Next Generation Science Standards
Science and science education are central to the lives of all Americans, preparing them to be informed citizens in a democracy and knowledgeable consumers. If the nation is to compete and lead in the global economy and if American students are to be able to pursue expanding employment opportunities in science-related fields, all students must have a solid K–12 science education that prepares them for college and careers.
Our current standards are 15 years old. Huge advances have since taken place in the world of science and in our understanding of how students learn science effectively. The Next Generation Science Standards (NGSS) are based on a framework that supports student learning in three interdependent dimensions: Science and Engineering Practices, Crosscutting Concepts, and Disciplinary Core Ideas. The combination of these three dimensions of student learning, are the most significant way in which the NGSS differs from prior standards.
Science assessments must also be combined. Students will be able to show not only that they “know” science concepts, but that they can use their understanding to investigate the natural world through the practices of science inquiry, or solve meaningful problems through the practices of engineering design.
Eight practices of science and engineering
1. Asking questions (for science) and defining problems (for engineering)
2. Developing and using models
3. Planning and carrying out investigations
4. Analyzing and interpreting data
5. Using mathematics and computational thinking
6. Constructing explanations (for science) and designing solutions (for engineering)

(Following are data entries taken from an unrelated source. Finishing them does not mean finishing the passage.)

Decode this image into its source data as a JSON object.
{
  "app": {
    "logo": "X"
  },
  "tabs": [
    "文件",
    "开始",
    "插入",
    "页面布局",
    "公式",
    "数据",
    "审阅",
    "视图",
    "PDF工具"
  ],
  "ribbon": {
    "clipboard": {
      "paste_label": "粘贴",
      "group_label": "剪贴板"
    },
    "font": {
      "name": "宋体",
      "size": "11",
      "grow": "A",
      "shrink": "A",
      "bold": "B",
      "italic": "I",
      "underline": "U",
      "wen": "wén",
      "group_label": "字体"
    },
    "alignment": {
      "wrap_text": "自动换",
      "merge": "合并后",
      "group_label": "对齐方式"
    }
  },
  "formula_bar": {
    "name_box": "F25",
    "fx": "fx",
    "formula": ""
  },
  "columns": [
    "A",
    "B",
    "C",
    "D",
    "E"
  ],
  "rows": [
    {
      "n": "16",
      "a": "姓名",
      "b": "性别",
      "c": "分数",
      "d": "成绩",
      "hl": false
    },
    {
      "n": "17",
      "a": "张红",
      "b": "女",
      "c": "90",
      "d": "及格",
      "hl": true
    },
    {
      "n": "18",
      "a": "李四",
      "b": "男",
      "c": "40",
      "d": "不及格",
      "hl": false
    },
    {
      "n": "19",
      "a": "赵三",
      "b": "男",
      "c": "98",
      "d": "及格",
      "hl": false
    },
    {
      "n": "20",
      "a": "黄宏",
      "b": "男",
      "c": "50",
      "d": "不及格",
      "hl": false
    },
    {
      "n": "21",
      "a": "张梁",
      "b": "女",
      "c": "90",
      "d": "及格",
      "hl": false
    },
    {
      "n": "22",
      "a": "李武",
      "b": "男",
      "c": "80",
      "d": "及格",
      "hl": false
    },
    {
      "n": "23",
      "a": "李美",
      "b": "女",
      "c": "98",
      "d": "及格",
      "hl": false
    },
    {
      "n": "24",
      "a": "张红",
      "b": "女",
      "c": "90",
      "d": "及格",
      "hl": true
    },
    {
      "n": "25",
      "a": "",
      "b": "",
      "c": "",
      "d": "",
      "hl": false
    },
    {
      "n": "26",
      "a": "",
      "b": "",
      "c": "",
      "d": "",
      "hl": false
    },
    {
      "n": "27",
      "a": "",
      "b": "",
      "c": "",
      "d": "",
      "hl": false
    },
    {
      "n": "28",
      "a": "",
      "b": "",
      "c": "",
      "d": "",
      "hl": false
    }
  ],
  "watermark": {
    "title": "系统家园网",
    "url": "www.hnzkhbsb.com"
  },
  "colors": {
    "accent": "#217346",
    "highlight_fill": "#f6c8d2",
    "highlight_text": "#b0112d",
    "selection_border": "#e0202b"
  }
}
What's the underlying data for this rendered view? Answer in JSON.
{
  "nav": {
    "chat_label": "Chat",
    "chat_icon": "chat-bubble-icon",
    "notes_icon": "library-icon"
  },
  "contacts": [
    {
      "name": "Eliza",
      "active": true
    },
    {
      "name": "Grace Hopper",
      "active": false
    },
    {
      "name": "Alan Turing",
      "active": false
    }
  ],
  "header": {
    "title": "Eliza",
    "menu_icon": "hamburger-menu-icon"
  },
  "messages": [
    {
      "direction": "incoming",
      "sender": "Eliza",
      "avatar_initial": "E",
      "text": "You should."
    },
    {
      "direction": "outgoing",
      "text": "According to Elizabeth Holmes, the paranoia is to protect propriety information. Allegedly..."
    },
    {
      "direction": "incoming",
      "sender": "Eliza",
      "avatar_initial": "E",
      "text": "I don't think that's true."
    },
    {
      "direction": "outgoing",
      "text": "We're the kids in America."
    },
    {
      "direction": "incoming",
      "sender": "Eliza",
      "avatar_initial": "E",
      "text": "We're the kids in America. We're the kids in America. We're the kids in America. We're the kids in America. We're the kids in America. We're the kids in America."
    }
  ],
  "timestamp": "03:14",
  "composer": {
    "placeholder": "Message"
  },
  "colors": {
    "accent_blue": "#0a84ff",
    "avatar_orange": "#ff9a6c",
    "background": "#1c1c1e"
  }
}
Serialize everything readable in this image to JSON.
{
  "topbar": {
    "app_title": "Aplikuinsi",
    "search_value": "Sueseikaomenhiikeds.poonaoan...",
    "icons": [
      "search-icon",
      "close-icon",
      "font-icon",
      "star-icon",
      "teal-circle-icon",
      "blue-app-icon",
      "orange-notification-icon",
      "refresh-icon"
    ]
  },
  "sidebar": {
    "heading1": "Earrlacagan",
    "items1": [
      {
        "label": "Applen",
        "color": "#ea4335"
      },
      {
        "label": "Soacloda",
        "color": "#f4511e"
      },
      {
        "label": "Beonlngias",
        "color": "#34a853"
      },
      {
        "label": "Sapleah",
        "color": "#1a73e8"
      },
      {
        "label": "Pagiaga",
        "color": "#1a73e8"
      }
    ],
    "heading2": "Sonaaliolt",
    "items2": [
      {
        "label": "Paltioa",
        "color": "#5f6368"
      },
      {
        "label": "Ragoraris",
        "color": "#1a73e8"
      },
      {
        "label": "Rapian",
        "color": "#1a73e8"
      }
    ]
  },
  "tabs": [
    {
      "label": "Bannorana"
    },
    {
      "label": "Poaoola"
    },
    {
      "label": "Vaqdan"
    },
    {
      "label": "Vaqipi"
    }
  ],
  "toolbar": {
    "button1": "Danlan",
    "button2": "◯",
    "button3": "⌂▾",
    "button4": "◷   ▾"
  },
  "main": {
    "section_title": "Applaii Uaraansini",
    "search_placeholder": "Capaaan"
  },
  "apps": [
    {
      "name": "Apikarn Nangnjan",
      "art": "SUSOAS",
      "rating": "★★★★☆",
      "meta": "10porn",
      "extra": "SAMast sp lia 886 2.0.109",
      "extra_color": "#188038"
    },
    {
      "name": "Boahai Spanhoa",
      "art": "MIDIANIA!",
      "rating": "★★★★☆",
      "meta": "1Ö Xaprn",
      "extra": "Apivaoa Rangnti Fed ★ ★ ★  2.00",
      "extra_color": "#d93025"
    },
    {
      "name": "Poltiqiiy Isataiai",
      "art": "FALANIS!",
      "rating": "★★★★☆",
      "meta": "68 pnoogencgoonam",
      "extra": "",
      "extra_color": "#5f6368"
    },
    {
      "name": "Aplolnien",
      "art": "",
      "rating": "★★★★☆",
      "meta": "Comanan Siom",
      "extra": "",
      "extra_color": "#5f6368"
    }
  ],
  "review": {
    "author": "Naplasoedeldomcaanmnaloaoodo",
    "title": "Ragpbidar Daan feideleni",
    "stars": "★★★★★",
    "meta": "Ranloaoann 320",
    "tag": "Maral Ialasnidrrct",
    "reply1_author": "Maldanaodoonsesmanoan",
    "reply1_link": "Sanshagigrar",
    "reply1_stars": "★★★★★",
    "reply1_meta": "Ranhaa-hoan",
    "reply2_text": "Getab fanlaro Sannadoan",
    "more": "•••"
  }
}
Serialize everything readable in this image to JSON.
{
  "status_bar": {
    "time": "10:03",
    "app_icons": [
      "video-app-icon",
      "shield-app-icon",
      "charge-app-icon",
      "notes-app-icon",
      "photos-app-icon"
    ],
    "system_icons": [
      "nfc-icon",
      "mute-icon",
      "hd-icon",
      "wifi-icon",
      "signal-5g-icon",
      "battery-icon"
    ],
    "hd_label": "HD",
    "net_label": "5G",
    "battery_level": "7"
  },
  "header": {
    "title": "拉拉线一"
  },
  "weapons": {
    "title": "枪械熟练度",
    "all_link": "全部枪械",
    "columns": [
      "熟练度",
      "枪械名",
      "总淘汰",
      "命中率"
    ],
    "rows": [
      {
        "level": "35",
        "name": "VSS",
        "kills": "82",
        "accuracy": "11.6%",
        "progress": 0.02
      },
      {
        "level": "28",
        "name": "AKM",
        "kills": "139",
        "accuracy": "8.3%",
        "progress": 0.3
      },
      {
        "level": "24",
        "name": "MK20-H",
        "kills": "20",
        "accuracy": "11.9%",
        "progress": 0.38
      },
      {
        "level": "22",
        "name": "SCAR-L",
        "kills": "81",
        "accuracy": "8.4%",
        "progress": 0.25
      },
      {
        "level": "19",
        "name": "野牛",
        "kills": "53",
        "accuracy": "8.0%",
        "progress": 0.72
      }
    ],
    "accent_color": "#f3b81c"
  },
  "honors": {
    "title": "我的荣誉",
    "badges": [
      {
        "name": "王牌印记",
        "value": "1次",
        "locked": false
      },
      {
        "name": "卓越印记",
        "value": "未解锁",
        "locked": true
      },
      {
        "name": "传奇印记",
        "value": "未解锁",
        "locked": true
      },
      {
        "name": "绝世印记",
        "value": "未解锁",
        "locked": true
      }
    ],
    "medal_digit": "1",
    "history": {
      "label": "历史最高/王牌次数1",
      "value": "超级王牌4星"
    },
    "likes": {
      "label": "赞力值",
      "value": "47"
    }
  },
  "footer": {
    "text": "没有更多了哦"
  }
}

7. Engaging in argument from evidence
8. Obtaining, evaluating, and communicating information
The Framework describes crosscutting concepts that provide students with an organizational framework for connecting knowledge from the various disciplines into a coherent and scientifically based view of the world.
- Cause and Effect
- Scale, Proportion, and Quantity
- Systems and System Models
- Energy and Matter
- Structure and Function
- Stability and Change
The Next Generation Science Standards writing process began in the summer of 2011, and the final version of the NGSS was released in April 2013. The federal government was not involved in the effort to develop the Next Generation Science Standards. It was state-led, and states are deciding whether or not to adopt the standards.